Abstract

This book explores how Mexican and US officials and experts – mainly social scientists – thought about and administered indigenous people. It shows how the concept of race informed their efforts in increasingly complicated and contested ways. Biological determinism gradually lost ground to culture and class, and the desire for cultural assimilation competed with more pluralist visions, although these changes generally proceeded further in Mexico than in the United States. By showing the heterogeneity of expert views, the tensions in their ideas about race, and how they sometimes challenged without wholly overturning dominant ideas of progress, Rosemblatt builds on the central insights of Mexico’s post-revisionist literature on indigenismo. However, the book’s main contribution is to show how US and Mexican discussions connected and influenced each other. Indeed, Rosemblatt argues that experts sometimes obscured these connections and exaggerated national differences to bolster their ideological agendas and professional interests.
The geographic sequencing of the chapters foregrounds the travel of ideas from South to North. Chapter one focuses on Mexican anthropologists and educators in the 1910s and 1920s, particularly Manuel Gamio. It traces Gamio’s years as a student of Franz Boas at Colombia University, but the main argument is that Mexico’s post-revolutionary tumult pushed men like Gamio to experiment with new approaches to race relations, even as they struggled to reconcile their faith in universal progress and scientific rationality with a respect for cultural difference. The chapter also describes the many links between the social sciences and Mexico’s eugenics movement, which generally aligned with the ‘soft’, ‘Latin’ eugenics pushed by the Italian Corrado Gini. Chapter Two analyses US debates in the 1920s, underlining the importance of anxieties about immigration to early US social science, and the persistence of a harder-edged biological racism. Chapter Three then moves into the 1930s and 1940s, focusing on the career of John Collier, US Commissioner of Indian Affairs during the New Deal. The chapter shows the profound influence that Spanish colonial history and post-revolutionary Mexico had on Collier’s efforts to reform US Indian policy; it also shows how, by the 1940s, Collier downplayed these Mexican influences, promoted a supposedly universal model for ethnographically-informed race-relations, and sought to apply it in range of new contexts, from Japanese internment camps to new colonial territories like Guam. The final chapter returns to Mexico, arguing that by the 1940s social scientists had reached a rough consensus: cultural diversity and economic integration were distinct but compatible objectives which, with government help, communities could embrace in tandem. This chapter also proposes an interesting and novel argument about official information-gathering in indigenous communities: according to Rosemblatt, it was driven less by the familiar exigencies of taxation or social control, and more by a kind of epistemic anxiety, as anthropologists struggled to grasp an elusive indigeneity using scientific standards of measurement.

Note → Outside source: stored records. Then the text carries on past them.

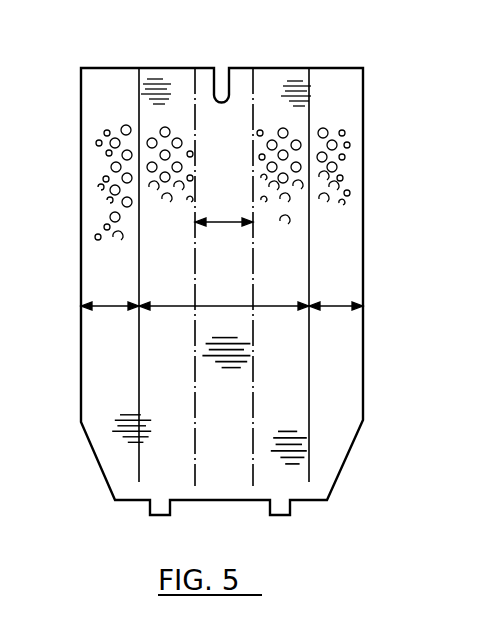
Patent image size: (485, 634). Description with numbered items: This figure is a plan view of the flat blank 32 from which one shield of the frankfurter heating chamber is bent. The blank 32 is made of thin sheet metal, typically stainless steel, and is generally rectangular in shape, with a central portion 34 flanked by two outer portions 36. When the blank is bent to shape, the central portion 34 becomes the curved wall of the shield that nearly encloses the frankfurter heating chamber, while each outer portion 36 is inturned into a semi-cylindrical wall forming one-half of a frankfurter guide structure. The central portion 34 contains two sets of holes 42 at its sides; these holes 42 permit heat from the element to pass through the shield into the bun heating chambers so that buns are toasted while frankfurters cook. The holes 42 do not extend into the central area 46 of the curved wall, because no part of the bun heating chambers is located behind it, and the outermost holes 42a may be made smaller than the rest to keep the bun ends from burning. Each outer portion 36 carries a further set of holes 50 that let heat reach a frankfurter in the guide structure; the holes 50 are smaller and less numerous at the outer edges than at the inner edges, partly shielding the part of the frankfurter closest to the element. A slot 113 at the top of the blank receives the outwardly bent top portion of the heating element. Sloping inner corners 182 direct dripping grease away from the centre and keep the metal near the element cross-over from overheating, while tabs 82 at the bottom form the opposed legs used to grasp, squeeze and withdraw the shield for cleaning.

The blank 32 is at (345, 62).
The holes 42 is at (195, 55).
The outermost holes 42a is at (255, 130).
The slot 113 is at (225, 68).
The holes 50 is at (136, 111).
The central area 46 is at (222, 220).
The outer portion 36 is at (106, 304).
The central portion 34 is at (219, 304).
The sloping inner corner 182 is at (96, 458).
The tab 82 is at (291, 506).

Impressive primary research underpins all these chapters. While many of the key characters – Gamio, Boas, Moisés Sáenz, Robert Redfield, Collier – will be familiar to specialists, Rosemblatt provides an unusually deep sense of the intellectual and institutional context in which they worked; she moves far beyond the standard published works, delving into confidential reports, and personal correspondence with funders, peers and publishers; she also traces subtle and revealing changes between different editions of published works.

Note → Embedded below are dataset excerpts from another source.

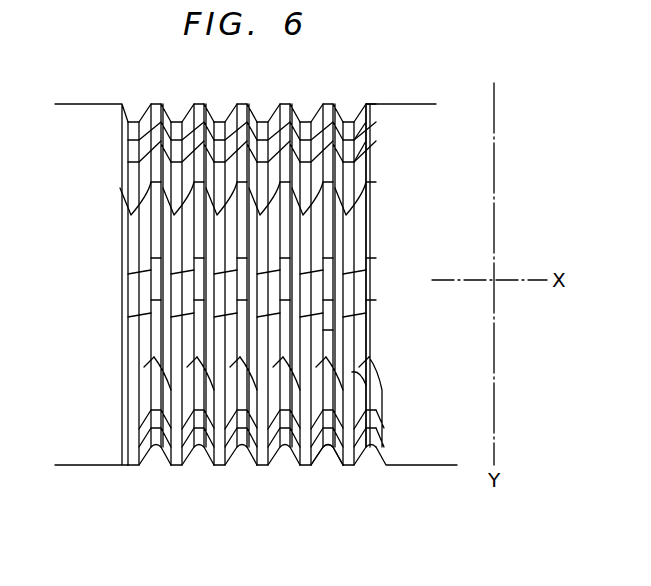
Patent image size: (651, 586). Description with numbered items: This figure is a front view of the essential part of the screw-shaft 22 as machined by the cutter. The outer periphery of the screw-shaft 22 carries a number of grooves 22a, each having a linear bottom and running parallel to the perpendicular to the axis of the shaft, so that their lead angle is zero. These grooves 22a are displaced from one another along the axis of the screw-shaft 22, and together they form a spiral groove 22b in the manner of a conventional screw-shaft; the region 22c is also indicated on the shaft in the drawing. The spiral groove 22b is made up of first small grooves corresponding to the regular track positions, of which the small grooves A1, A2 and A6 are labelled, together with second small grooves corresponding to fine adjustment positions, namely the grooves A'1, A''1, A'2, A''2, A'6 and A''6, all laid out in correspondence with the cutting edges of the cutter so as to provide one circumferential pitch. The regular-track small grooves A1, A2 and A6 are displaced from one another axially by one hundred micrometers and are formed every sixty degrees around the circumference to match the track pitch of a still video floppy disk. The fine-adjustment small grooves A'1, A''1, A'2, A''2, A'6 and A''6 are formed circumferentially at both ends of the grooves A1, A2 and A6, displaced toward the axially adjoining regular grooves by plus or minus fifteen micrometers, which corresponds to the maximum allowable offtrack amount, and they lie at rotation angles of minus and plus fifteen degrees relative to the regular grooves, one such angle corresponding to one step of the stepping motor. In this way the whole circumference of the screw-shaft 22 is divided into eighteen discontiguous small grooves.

The screw-shaft 22 is at (407, 103).
The groove 22a is at (325, 455).
The spiral groove 22b is at (323, 333).
The transition region of plate 22c is at (358, 372).
The second small groove A''2 is at (122, 136).
The first small groove A2 is at (177, 148).
The second small groove A'2 is at (122, 204).
The second small groove A''1 is at (123, 253).
The first small groove A1 is at (183, 285).
The second small groove A'1 is at (123, 327).
The second small groove A''6 is at (108, 367).
The first small groove A6 is at (148, 420).
The second small groove A'6 is at (108, 436).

This book is a crucial contribution to the new literature on the transnational dimensions of post-revolutionary nation-building, joining recent studies by Anne-Emanuelle Birn, Rubén Flores and Tore Olsson, among others. (Indeed, Mexicanists might have wanted some more discussion of this context, and how the networks that Rosemblatt analyzes compared with those that emerged around public education, agronomy, and public health.) The book also contributes to the literature on US-Latin American relations, showing how the earliest US efforts to develop systematic knowledge about Latin America were driven not by the Cold War but by concerns about racial heterogeneity and immigration in the mainland United States. Finally, it deserves an audience among those interested in the intellectual origins of US Cold War development projects. For example, John Collier – whose search for organic local communities proved a life-long (and ultimately rather quixotic) obsession – emerges as another tributary to the tradition of community development recently analysed by Daniel Immerwahr. In sum, one finishes the book thoroughly convinced by its central thesis: a national frame greatly distorts our understanding of race and science in the period. This deeply-researched book is necessary reading for researchers in a number of interlocking fields.